Colômbia/ Nova escalada de violência a
um mês de eleições presidenciais
Bissau, 28 Abr 26 (ANG) - Uma nova onda de violência
continua a espalhar medo na Colômbia. Desde 24 de abril, os ataques se
multiplicaram na região do Cauca e já deixaram dezenas de mortos.
No último fim de semana, foram
registrados 26 ataques em diferentes regiões do país. Um deles deixou pelo
menos 20 mortos e dezenas de feridos em uma rodovia do departamento de Cauca,
no sudoeste da Colômbia. As autoridades atribuíram o atentado a dissidentes das
extintas Forças Armadas Revolucionárias da Colômbia (FARC).

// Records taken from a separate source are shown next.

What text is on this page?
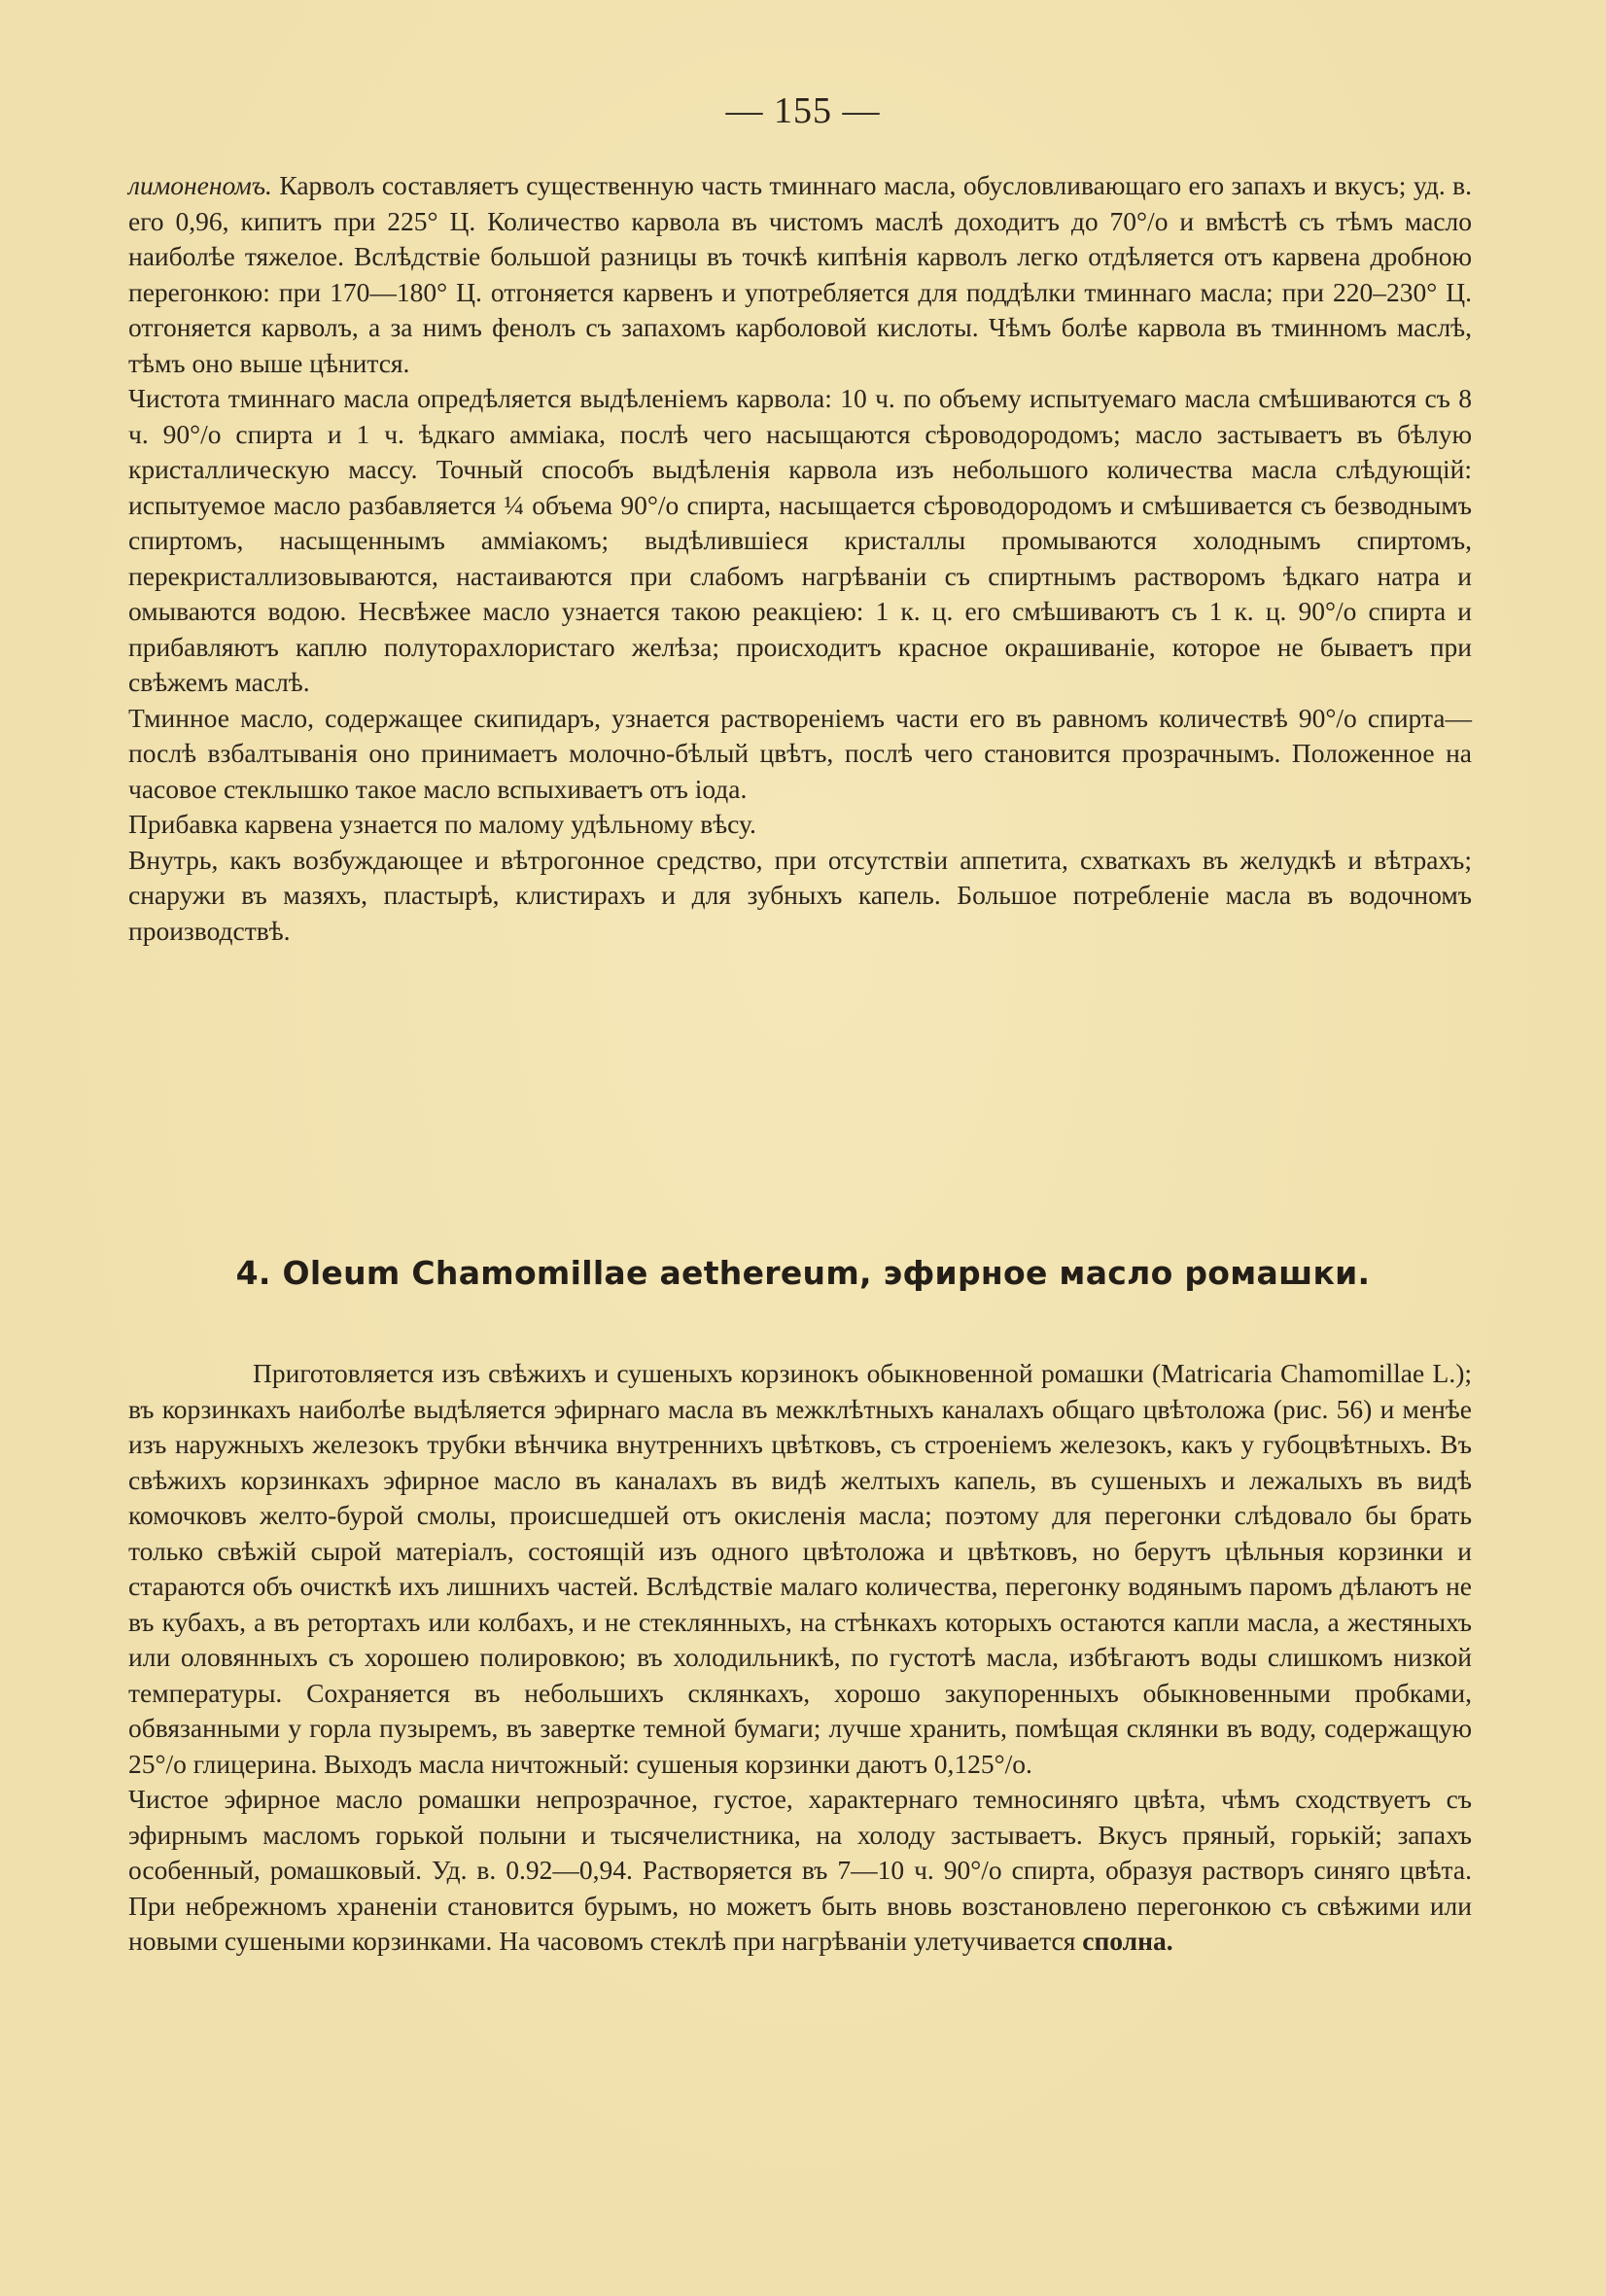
— 155 —

лимоненомъ. Карволъ составляетъ существенную часть тминнаго масла, обусловливающаго его запахъ и вкусъ; уд. в. его 0,96, кипитъ при 225° Ц. Количество карвола въ чистомъ маслѣ доходитъ до 70°/o и вмѣстѣ съ тѣмъ масло наиболѣе тяжелое. Вслѣдствіе большой разницы въ точкѣ кипѣнія карволъ легко отдѣляется отъ карвена дробною перегонкою: при 170—180° Ц. отгоняется карвенъ и употребляется для поддѣлки тминнаго масла; при 220–230° Ц. отгоняется карволъ, а за нимъ фенолъ съ запахомъ карболовой кислоты. Чѣмъ болѣе карвола въ тминномъ маслѣ, тѣмъ оно выше цѣнится.

Чистота тминнаго масла опредѣляется выдѣленіемъ карвола: 10 ч. по объему испытуемаго масла смѣшиваются съ 8 ч. 90°/o спирта и 1 ч. ѣдкаго амміака, послѣ чего насыщаются сѣроводородомъ; масло застываетъ въ бѣлую кристаллическую массу. Точный способъ выдѣленія карвола изъ небольшого количества масла слѣдующій: испытуемое масло разбавляется ¼ объема 90°/o спирта, насыщается сѣроводородомъ и смѣшивается съ безводнымъ спиртомъ, насыщеннымъ амміакомъ; выдѣлившіеся кристаллы промываются холоднымъ спиртомъ, перекристаллизовываются, настаиваются при слабомъ нагрѣваніи съ спиртнымъ растворомъ ѣдкаго натра и омываются водою. Несвѣжее масло узнается такою реакціею: 1 к. ц. его смѣшиваютъ съ 1 к. ц. 90°/o спирта и прибавляютъ каплю полуторахлористаго желѣза; происходитъ красное окрашиваніе, которое не бываетъ при свѣжемъ маслѣ.

Тминное масло, содержащее скипидаръ, узнается раствореніемъ части его въ равномъ количествѣ 90°/o спирта—послѣ взбалтыванія оно принимаетъ молочно-бѣлый цвѣтъ, послѣ чего становится прозрачнымъ. Положенное на часовое стеклышко такое масло вспыхиваетъ отъ іода.

Прибавка карвена узнается по малому удѣльному вѣсу.

Внутрь, какъ возбуждающее и вѣтрогонное средство, при отсутствіи аппетита, схваткахъ въ желудкѣ и вѣтрахъ; снаружи въ мазяхъ, пластырѣ, клистирахъ и для зубныхъ капель. Большое потребленіе масла въ водочномъ производствѣ.

4. Oleum Chamomillae aethereum, эфирное масло ромашки.

Приготовляется изъ свѣжихъ и сушеныхъ корзинокъ обыкновенной ромашки (Matricaria Chamomillae L.); въ корзинкахъ наиболѣе выдѣляется эфирнаго масла въ межклѣтныхъ каналахъ общаго цвѣтоложа (рис. 56) и менѣе изъ наружныхъ железокъ трубки вѣнчика внутреннихъ цвѣтковъ, съ строеніемъ железокъ, какъ у губоцвѣтныхъ. Въ свѣжихъ корзинкахъ эфирное масло въ каналахъ въ видѣ желтыхъ капель, въ сушеныхъ и лежалыхъ въ видѣ комочковъ желто-бурой смолы, происшедшей отъ окисленія масла; поэтому для перегонки слѣдовало бы брать только свѣжій сырой матеріалъ, состоящій изъ одного цвѣтоложа и цвѣтковъ, но берутъ цѣльныя корзинки и стараются объ очисткѣ ихъ лишнихъ частей. Вслѣдствіе малаго количества, перегонку водянымъ паромъ дѣлаютъ не въ кубахъ, а въ ретортахъ или колбахъ, и не стеклянныхъ, на стѣнкахъ которыхъ остаются капли масла, а жестяныхъ или оловянныхъ съ хорошею полировкою; въ холодильникѣ, по густотѣ масла, избѣгаютъ воды слишкомъ низкой температуры. Сохраняется въ небольшихъ склянкахъ, хорошо закупоренныхъ обыкновенными пробками, обвязанными у горла пузыремъ, въ завертке темной бумаги; лучше хранить, помѣщая склянки въ воду, содержащую 25°/o глицерина. Выходъ масла ничтожный: сушеныя корзинки даютъ 0,125°/o.

Чистое эфирное масло ромашки непрозрачное, густое, характернаго темносиняго цвѣта, чѣмъ сходствуетъ съ эфирнымъ масломъ горькой полыни и тысячелистника, на холоду застываетъ. Вкусъ пряный, горькій; запахъ особенный, ромашковый. Уд. в. 0.92—0,94. Растворяется въ 7—10 ч. 90°/o спирта, образуя растворъ синяго цвѣта. При небрежномъ храненіи становится бурымъ, но можетъ быть вновь возстановлено перегонкою съ свѣжими или новыми сушеными корзинками. На часовомъ стеклѣ при нагрѣваніи улетучивается сполна.
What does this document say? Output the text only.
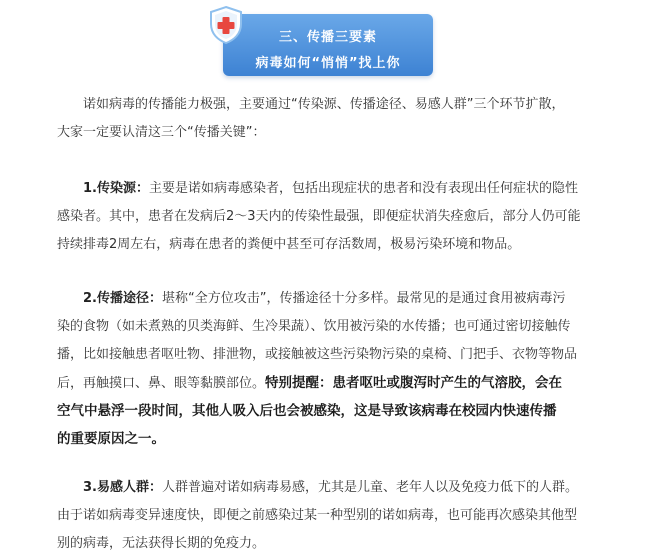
三、传播三要素
病毒如何“悄悄”找上你
诺如病毒的传播能力极强，主要通过“传染源、传播途径、易感人群”三个环节扩散，
大家一定要认清这三个“传播关键”：
1.传染源：主要是诺如病毒感染者，包括出现症状的患者和没有表现出任何症状的隐性
感染者。其中，患者在发病后2～3天内的传染性最强，即便症状消失痊愈后，部分人仍可能
持续排毒2周左右，病毒在患者的粪便中甚至可存活数周，极易污染环境和物品。
2.传播途径：堪称“全方位攻击”，传播途径十分多样。最常见的是通过食用被病毒污
染的食物（如未煮熟的贝类海鲜、生冷果蔬）、饮用被污染的水传播；也可通过密切接触传
播，比如接触患者呕吐物、排泄物，或接触被这些污染物污染的桌椅、门把手、衣物等物品
后，再触摸口、鼻、眼等黏膜部位。特别提醒：患者呕吐或腹泻时产生的气溶胶，会在
空气中悬浮一段时间，其他人吸入后也会被感染，这是导致该病毒在校园内快速传播
的重要原因之一。
3.易感人群：人群普遍对诺如病毒易感，尤其是儿童、老年人以及免疫力低下的人群。
由于诺如病毒变异速度快，即便之前感染过某一种型别的诺如病毒，也可能再次感染其他型
别的病毒，无法获得长期的免疫力。
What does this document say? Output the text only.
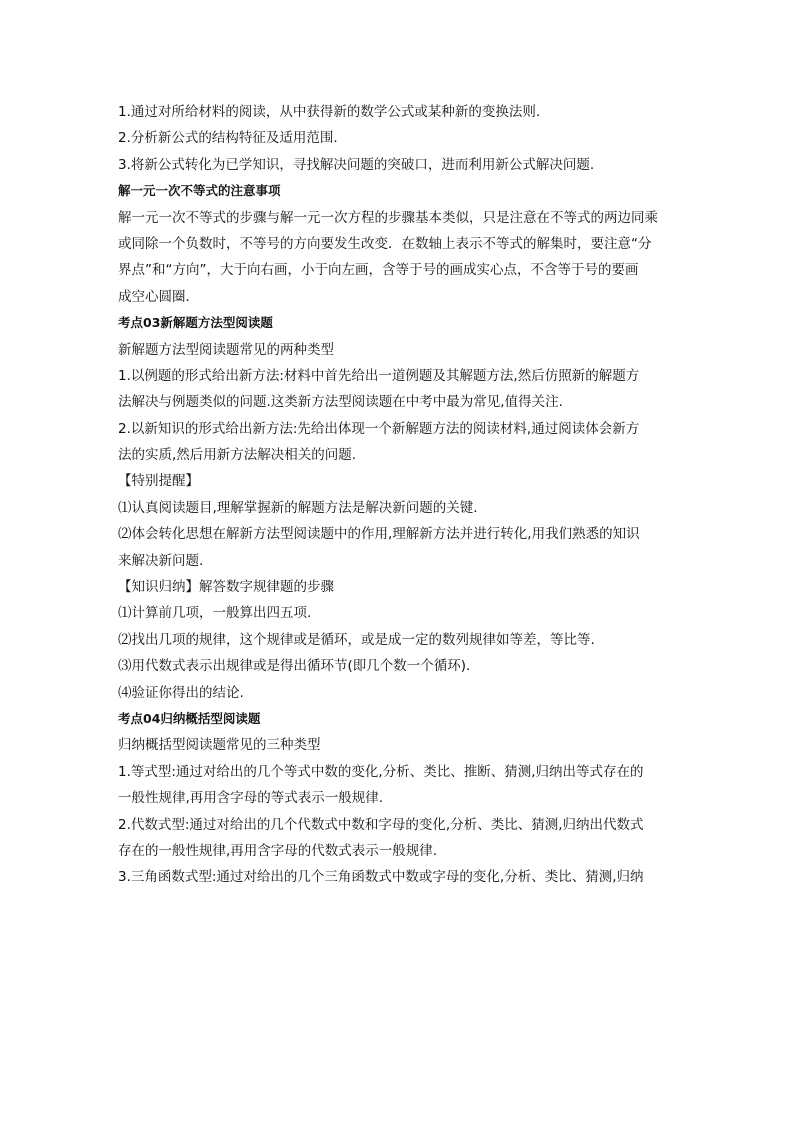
1.通过对所给材料的阅读，从中获得新的数学公式或某种新的变换法则.
2.分析新公式的结构特征及适用范围.
3.将新公式转化为已学知识，寻找解决问题的突破口，进而利用新公式解决问题.
解一元一次不等式的注意事项
解一元一次不等式的步骤与解一元一次方程的步骤基本类似，只是注意在不等式的两边同乘
或同除一个负数时，不等号的方向要发生改变．在数轴上表示不等式的解集时，要注意“分
界点”和“方向”，大于向右画，小于向左画，含等于号的画成实心点，不含等于号的要画
成空心圆圈．
考点03新解题方法型阅读题
新解题方法型阅读题常见的两种类型
1.以例题的形式给出新方法:材料中首先给出一道例题及其解题方法,然后仿照新的解题方
法解决与例题类似的问题.这类新方法型阅读题在中考中最为常见,值得关注.
2.以新知识的形式给出新方法:先给出体现一个新解题方法的阅读材料,通过阅读体会新方
法的实质,然后用新方法解决相关的问题.
【特别提醒】
⑴认真阅读题目,理解掌握新的解题方法是解决新问题的关键.
⑵体会转化思想在解新方法型阅读题中的作用,理解新方法并进行转化,用我们熟悉的知识
来解决新问题.
【知识归纳】解答数字规律题的步骤
⑴计算前几项，一般算出四五项.
⑵找出几项的规律，这个规律或是循环，或是成一定的数列规律如等差，等比等.
⑶用代数式表示出规律或是得出循环节(即几个数一个循环).
⑷验证你得出的结论.
考点04归纳概括型阅读题
归纳概括型阅读题常见的三种类型
1.等式型:通过对给出的几个等式中数的变化,分析、类比、推断、猜测,归纳出等式存在的
一般性规律,再用含字母的等式表示一般规律.
2.代数式型:通过对给出的几个代数式中数和字母的变化,分析、类比、猜测,归纳出代数式
存在的一般性规律,再用含字母的代数式表示一般规律.
3.三角函数式型:通过对给出的几个三角函数式中数或字母的变化,分析、类比、猜测,归纳
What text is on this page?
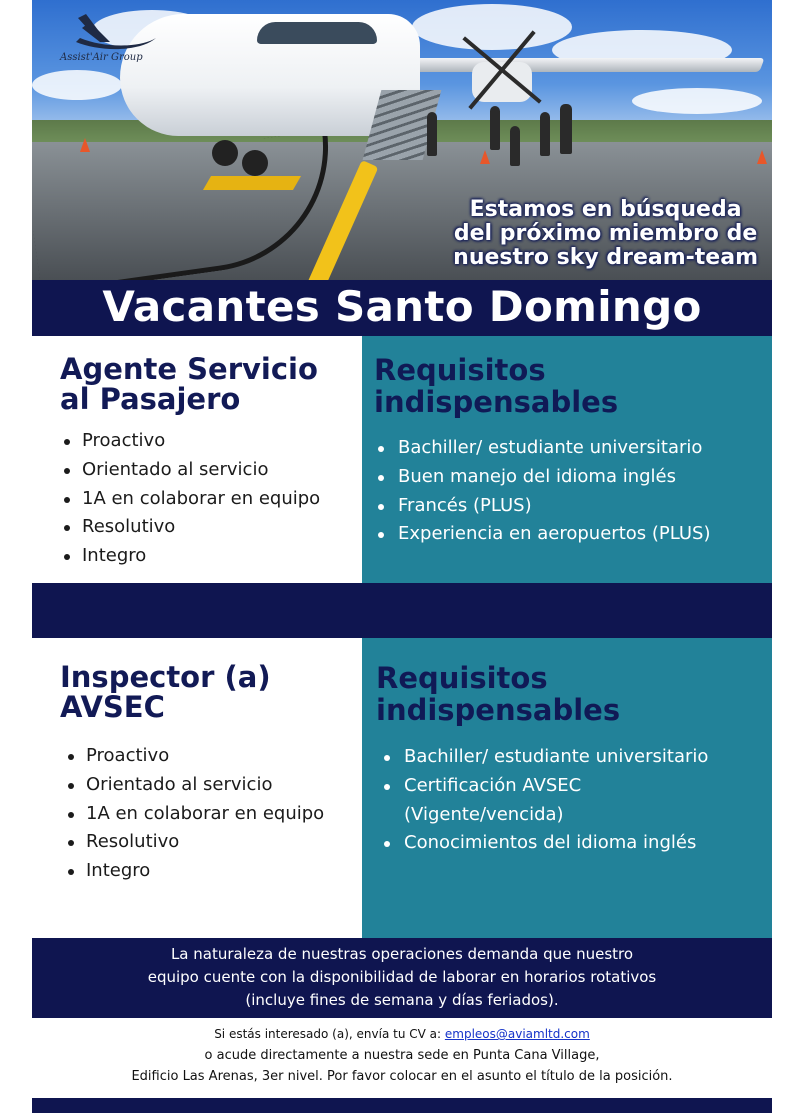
Assist'Air Group
Estamos en búsqueda
del próximo miembro de
nuestro sky dream-team
Vacantes Santo Domingo
Agente Servicio
al Pasajero
Proactivo
Orientado al servicio
1A en colaborar en equipo
Resolutivo
Integro
Requisitos
indispensables
Bachiller/ estudiante universitario
Buen manejo del idioma inglés
Francés (PLUS)
Experiencia en aeropuertos (PLUS)
Inspector (a)
AVSEC
Proactivo
Orientado al servicio
1A en colaborar en equipo
Resolutivo
Integro
Requisitos
indispensables
Bachiller/ estudiante universitario
Certificación AVSEC
(Vigente/vencida)
Conocimientos del idioma inglés
La naturaleza de nuestras operaciones demanda que nuestro
equipo cuente con la disponibilidad de laborar en horarios rotativos
(incluye fines de semana y días feriados).
Si estás interesado (a), envía tu CV a: empleos@aviamltd.com
o acude directamente a nuestra sede en Punta Cana Village,
Edificio Las Arenas, 3er nivel. Por favor colocar en el asunto el título de la posición.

Segundo o Exército, a explosão ocorreu
durante um bloqueio montado por esses grupos armados. A bomba atingiu mais de
uma dezena de veículos, arrastando-os por vários metros, de acordo com
testemunhas. Imagens captadas pela AFP mostram corpos cobertos, veículos
destruídos e uma enorme cratera na estrada. Vídeos divulgados nas redes sociais
exibem os corpos das vítimas espalhados pelo chão.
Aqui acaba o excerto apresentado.